THE AUSTRALIAN ARK – Federation to the Modern Era | 1900–1982
Jim Barry (standing top right) with fellow students at Roseworthy College, near Gawler, South Australia. [Jim Barry Collection]
1946 SEPPELT SPARKLING BURGUNDY Great Western, Victoria
The 1946 is generally regarded as having been a relatively poor year, not only in Australia but around the world. Colin Preece, ranked with Maurice O’Shea as one of Australia’s greatest winemakers, developed the quintessential Australian sparkling burgundy style. Although he preferred the 1943, overall sentiment favours the 1946 Seppelt Sparkling Burgundy as the greatest vintage of the era. According to Nick Bullied, the wine was actually a blend of 1944, 1945, and 1946, which explains its success. The 1946 Seppelt Sparkling Burgundy was regularly listed at auction throughout the 1990s and early 2000s.

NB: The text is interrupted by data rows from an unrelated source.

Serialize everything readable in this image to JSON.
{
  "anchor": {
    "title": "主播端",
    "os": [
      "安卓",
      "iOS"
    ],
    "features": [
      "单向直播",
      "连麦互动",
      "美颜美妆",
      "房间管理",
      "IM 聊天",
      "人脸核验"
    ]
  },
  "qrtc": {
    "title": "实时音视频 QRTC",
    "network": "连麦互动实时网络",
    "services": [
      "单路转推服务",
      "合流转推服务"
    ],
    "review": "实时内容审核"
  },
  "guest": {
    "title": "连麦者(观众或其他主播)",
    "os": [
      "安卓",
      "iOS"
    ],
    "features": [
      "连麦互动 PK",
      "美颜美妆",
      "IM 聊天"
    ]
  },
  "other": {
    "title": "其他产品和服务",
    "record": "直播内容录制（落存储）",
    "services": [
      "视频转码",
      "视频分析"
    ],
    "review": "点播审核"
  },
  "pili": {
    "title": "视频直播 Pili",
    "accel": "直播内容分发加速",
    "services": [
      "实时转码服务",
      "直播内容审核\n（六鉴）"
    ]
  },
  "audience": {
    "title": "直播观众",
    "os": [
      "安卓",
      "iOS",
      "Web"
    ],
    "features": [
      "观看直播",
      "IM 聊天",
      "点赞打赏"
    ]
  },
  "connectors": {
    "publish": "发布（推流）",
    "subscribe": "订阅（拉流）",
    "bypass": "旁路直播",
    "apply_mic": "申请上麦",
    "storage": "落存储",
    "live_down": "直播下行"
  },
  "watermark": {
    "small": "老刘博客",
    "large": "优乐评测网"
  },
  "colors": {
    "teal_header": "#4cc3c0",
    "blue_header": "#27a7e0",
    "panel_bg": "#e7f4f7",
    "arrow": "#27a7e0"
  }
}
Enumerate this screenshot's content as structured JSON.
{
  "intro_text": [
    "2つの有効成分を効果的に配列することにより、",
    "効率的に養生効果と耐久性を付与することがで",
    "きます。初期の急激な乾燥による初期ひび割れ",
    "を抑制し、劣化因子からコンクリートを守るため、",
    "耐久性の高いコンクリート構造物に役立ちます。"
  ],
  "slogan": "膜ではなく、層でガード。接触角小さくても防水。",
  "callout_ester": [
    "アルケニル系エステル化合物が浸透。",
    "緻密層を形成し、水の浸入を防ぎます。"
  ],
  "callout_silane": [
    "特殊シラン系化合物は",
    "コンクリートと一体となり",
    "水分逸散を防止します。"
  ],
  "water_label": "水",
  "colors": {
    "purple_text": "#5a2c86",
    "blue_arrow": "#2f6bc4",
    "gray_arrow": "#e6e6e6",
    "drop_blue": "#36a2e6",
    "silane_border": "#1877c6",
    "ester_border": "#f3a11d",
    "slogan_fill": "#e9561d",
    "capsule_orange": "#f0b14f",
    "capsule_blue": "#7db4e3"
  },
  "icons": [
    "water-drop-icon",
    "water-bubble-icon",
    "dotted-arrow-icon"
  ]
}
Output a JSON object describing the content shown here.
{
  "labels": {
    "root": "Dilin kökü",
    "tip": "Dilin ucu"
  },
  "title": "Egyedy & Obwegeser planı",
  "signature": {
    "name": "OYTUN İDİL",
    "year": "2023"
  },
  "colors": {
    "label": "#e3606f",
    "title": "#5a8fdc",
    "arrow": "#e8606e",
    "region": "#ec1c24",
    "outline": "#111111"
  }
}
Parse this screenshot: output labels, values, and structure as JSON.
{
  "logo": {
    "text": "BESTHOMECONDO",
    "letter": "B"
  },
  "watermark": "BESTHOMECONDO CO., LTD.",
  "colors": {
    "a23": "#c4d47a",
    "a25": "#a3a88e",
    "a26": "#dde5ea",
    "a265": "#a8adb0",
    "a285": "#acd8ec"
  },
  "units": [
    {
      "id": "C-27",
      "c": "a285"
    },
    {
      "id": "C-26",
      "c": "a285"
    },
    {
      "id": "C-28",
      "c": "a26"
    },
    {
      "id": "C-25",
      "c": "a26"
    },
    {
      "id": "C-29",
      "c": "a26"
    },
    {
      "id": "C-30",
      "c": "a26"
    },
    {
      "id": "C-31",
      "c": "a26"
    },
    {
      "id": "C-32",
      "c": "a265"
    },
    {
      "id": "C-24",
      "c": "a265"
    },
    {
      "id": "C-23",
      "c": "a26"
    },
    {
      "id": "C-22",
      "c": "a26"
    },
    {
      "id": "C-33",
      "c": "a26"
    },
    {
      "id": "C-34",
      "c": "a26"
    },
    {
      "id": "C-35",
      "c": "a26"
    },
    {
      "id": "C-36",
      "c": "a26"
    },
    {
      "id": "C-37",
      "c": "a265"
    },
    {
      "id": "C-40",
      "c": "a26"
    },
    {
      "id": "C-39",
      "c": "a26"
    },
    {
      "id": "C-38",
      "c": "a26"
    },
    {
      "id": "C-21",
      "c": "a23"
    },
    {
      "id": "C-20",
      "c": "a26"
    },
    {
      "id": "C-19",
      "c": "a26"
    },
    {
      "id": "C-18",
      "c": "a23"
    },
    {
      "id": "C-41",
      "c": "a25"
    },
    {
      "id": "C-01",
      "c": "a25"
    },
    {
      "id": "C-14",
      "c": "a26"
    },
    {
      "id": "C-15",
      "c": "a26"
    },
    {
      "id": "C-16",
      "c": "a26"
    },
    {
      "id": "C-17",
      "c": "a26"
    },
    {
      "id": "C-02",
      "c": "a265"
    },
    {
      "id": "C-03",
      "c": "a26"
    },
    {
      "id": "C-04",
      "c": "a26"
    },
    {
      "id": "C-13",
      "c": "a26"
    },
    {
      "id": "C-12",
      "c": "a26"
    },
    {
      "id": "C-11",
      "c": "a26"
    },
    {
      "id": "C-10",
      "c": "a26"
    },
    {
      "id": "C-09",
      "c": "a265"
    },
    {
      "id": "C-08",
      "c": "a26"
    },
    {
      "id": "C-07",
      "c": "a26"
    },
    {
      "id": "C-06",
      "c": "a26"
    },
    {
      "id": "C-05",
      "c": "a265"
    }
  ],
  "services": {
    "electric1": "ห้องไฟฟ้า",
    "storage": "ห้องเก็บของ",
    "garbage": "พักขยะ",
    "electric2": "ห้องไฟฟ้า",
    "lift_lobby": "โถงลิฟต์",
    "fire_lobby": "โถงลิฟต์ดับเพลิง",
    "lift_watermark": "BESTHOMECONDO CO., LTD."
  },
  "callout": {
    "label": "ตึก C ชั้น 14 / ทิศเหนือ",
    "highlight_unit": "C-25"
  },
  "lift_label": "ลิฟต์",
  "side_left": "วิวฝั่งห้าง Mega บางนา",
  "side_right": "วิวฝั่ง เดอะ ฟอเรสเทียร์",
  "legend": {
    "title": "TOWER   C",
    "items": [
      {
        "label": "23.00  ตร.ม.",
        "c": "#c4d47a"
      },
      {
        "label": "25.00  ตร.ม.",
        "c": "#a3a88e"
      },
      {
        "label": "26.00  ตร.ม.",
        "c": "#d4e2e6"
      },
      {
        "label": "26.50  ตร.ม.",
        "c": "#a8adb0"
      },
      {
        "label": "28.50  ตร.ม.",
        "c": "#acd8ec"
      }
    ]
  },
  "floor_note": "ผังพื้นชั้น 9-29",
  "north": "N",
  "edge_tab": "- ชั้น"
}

Wine writer James Halliday recalled, in a 20th of July 2013 Weekend Australian Magazine article, that ‘some of my early memories of the exhibitors’ tastings at the Sydney Royal Wine Show are of the art dealer and gourmand Rudy Komon bearing down on the sparkling Burgundy class with Len Evans in tow (an unaccustomed role, to be sure). An even earlier memory was the scandalised stories of a doctor friend of my father who called it “Pinky Plonk”, or “Paradise for Two”. ‘Then, in the mid 1970s, Seppelt’s marketing man, Karl Seppelt, announced that 1946 Show Sparkling Burgundy was available for $14 a bottle. I wasted no time in buying a dozen bottles, only to find that others were not so enthused, leading Karl to drop the price to $7. I was even quicker to – in stockbroking parlance – average my price down substantially. I also managed to secure some 1944 Sparkling Burgundy, albeit in lesser quantities. Alas, I have none left.’